A stochastic method to estimate a zero-inflated two-part mixed model for human microbiome data

Human microbiome studies based on genetic sequencing techniques produce compositional longitudinal data of the relative abundances of microbial taxa over time, allowing to understand, through mixed-effects modeling, how microbial communities evolve in response to clinical interventions, environmental changes, or disease progression. In particular, the Zero-Inflated Beta Regression (ZIBR) models jointly and over time the presence and abundance of each microbe taxon, considering the compositional nature of the data, its skewness, and the over-abundance of zeros. However, as for other complex random effects models, maximum likelihood estimation suffers from the intractability of likelihood integrals. Available estimation methods rely on log-likelihood approximation, which is prone to potential limitations such as biased estimates or unstable convergence.

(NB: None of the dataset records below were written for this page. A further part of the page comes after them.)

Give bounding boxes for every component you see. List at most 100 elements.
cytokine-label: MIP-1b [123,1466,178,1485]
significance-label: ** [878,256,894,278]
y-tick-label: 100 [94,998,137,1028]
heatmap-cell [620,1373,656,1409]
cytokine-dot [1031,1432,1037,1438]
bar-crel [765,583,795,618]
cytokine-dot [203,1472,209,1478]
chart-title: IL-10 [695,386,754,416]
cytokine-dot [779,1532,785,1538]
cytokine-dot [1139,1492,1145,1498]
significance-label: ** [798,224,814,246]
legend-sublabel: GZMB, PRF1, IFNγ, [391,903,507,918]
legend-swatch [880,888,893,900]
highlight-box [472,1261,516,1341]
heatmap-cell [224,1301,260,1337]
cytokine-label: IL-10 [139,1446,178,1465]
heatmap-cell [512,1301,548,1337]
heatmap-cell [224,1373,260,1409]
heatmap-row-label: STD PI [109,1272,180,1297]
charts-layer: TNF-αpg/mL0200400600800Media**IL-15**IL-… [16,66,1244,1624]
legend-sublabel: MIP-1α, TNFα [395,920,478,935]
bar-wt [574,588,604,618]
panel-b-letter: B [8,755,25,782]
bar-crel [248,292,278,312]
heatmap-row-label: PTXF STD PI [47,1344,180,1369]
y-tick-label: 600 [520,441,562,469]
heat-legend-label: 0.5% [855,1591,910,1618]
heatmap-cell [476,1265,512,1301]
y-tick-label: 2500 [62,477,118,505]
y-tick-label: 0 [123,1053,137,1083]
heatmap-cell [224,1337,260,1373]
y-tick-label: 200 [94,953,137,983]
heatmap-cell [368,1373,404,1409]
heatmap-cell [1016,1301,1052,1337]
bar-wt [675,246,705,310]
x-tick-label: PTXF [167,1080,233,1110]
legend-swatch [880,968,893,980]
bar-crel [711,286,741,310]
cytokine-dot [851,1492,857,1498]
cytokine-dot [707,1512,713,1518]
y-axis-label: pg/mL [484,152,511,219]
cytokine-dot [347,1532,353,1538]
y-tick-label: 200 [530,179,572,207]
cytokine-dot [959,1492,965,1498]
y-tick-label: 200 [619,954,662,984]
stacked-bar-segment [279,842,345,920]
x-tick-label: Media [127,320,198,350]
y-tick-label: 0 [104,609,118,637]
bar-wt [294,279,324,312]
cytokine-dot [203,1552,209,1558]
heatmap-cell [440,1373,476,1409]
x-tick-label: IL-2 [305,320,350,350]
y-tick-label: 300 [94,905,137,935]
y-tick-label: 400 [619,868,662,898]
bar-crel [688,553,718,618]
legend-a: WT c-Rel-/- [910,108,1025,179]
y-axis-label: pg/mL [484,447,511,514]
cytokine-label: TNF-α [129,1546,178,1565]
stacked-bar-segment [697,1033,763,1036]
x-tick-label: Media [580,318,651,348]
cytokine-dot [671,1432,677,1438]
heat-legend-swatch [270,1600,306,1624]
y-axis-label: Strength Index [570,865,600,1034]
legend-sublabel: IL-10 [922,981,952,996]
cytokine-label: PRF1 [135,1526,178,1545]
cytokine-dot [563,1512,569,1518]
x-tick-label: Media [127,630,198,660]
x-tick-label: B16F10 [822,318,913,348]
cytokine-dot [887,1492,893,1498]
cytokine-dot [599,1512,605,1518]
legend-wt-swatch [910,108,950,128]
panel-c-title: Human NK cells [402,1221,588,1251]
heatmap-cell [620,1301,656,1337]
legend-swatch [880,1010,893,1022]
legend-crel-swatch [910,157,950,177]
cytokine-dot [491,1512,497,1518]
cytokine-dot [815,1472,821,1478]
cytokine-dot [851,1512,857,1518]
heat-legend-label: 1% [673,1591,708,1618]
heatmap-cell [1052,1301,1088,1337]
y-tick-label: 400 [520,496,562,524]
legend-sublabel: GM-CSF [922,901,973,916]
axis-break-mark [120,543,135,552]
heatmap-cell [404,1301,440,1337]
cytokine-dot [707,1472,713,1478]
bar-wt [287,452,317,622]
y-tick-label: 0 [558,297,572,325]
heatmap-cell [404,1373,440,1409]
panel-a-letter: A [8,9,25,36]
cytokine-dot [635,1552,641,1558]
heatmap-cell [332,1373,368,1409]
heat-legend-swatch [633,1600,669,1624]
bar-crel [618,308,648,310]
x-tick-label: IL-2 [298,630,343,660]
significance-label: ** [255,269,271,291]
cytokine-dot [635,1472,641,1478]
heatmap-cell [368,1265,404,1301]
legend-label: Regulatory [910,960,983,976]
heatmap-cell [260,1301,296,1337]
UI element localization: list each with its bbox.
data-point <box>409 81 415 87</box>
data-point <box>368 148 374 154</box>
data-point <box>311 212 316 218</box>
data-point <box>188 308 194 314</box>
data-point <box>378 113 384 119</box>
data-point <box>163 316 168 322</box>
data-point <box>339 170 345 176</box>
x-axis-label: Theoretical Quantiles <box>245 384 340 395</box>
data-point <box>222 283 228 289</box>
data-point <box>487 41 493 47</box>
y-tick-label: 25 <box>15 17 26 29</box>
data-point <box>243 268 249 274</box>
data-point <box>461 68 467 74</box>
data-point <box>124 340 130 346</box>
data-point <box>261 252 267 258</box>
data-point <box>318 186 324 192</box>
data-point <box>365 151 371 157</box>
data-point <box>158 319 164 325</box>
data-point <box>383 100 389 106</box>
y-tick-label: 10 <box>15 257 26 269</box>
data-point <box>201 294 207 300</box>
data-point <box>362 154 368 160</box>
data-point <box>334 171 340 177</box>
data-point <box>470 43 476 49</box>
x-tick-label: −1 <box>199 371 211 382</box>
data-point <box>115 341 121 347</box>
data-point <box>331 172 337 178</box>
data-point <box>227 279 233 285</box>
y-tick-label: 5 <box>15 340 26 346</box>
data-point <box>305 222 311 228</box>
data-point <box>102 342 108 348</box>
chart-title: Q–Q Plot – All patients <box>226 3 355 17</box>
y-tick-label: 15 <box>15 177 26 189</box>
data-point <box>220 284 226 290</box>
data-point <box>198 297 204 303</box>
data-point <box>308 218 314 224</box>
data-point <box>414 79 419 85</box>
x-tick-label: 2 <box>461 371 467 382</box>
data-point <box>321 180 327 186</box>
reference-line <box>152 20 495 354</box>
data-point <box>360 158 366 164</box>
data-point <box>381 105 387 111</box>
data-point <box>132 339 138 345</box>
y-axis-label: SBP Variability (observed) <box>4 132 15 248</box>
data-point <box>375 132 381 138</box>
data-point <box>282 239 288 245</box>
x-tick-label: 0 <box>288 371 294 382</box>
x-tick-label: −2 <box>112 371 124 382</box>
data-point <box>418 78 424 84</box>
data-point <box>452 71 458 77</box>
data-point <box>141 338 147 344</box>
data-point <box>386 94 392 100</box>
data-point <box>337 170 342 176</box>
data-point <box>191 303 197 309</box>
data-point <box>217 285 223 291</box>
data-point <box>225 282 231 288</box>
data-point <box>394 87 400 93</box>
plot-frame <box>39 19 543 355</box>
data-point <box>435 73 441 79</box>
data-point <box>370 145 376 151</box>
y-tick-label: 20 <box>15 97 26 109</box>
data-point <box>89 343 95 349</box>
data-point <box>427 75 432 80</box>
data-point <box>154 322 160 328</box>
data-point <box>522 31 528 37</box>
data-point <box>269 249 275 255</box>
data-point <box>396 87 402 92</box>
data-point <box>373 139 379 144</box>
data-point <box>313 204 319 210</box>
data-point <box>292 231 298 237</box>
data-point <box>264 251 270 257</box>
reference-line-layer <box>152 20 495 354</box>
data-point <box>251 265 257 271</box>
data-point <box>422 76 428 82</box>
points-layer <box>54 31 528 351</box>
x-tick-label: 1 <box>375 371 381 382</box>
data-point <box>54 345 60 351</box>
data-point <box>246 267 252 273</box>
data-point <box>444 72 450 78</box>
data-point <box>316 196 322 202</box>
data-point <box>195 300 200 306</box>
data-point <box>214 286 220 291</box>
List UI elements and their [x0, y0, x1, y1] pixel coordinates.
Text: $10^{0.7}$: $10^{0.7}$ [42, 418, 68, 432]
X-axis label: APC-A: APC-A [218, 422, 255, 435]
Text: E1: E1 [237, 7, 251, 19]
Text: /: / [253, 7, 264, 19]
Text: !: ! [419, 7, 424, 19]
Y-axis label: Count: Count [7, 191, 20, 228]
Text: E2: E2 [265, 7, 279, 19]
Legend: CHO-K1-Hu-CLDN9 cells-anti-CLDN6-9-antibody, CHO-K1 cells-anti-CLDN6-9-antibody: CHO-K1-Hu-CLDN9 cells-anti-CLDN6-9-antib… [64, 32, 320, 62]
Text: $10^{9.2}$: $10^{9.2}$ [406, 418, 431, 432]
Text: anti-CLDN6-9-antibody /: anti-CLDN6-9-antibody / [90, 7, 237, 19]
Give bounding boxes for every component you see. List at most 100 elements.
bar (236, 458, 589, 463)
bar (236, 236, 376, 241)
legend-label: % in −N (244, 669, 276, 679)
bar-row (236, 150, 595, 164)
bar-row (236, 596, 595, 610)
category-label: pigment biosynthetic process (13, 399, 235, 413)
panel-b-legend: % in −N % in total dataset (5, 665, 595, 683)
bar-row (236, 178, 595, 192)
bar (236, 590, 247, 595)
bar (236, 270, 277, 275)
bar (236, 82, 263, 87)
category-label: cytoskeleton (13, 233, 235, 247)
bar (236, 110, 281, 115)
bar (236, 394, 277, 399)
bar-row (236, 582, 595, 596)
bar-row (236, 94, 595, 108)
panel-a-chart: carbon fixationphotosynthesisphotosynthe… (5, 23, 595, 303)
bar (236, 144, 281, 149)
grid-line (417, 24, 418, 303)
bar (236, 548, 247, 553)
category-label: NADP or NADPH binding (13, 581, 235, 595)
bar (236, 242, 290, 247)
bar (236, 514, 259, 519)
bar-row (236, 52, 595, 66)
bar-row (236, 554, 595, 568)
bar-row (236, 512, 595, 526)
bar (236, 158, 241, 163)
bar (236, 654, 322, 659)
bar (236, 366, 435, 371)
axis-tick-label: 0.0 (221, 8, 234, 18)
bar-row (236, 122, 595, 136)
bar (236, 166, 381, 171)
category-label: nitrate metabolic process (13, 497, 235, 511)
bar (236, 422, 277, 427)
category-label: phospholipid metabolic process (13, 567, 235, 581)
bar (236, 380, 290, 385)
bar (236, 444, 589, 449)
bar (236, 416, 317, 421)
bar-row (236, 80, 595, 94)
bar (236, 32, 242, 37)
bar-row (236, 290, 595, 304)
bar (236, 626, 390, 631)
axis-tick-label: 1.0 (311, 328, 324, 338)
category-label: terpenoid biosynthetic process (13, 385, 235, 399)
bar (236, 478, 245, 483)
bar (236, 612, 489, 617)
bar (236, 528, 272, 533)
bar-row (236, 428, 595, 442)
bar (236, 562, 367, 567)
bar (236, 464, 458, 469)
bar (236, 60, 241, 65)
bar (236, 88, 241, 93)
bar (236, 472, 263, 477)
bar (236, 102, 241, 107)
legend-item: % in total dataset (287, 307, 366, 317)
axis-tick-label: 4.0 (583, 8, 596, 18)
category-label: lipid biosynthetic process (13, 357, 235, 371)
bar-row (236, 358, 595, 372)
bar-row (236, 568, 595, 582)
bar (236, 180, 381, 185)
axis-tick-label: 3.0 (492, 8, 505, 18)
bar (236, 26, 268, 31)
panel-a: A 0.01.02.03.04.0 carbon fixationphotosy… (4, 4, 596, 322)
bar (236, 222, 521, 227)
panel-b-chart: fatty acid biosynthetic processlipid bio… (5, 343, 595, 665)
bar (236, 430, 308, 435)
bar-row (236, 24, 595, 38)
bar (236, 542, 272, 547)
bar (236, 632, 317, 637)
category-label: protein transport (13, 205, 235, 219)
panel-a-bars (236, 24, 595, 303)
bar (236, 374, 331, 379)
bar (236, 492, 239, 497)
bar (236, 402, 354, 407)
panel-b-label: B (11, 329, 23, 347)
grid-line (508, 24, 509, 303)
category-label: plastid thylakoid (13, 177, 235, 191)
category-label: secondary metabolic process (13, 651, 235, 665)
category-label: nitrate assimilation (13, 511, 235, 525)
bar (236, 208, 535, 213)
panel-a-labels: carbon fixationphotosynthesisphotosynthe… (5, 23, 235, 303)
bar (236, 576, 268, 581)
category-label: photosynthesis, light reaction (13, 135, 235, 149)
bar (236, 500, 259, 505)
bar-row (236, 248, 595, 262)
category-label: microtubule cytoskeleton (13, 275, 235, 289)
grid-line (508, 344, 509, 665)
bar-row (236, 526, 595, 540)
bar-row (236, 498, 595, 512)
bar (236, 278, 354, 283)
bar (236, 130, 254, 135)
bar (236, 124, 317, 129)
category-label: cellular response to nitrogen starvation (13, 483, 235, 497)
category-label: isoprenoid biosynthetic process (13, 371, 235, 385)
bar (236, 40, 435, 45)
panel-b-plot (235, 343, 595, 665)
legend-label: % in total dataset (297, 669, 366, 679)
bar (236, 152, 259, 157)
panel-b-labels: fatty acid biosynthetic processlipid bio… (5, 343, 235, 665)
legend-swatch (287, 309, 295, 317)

In this work we develop an alternative maximum likelihood estimation approach for the ZIBR model, based on the Stochastic Approximation Expectation Maximization (SAEM) algorithm. The proposed methodology allows to model unbalanced data, which is not always possible in existing approaches. We also provide estimations of the standard errors and the log-likelihood of the fitted model. The performance of the algorithm is established through simulation, and its use is demonstrated on two microbiome studies, showing its ability to detect changes in both presence and abundance of bacterial taxa over time and in response to treatment.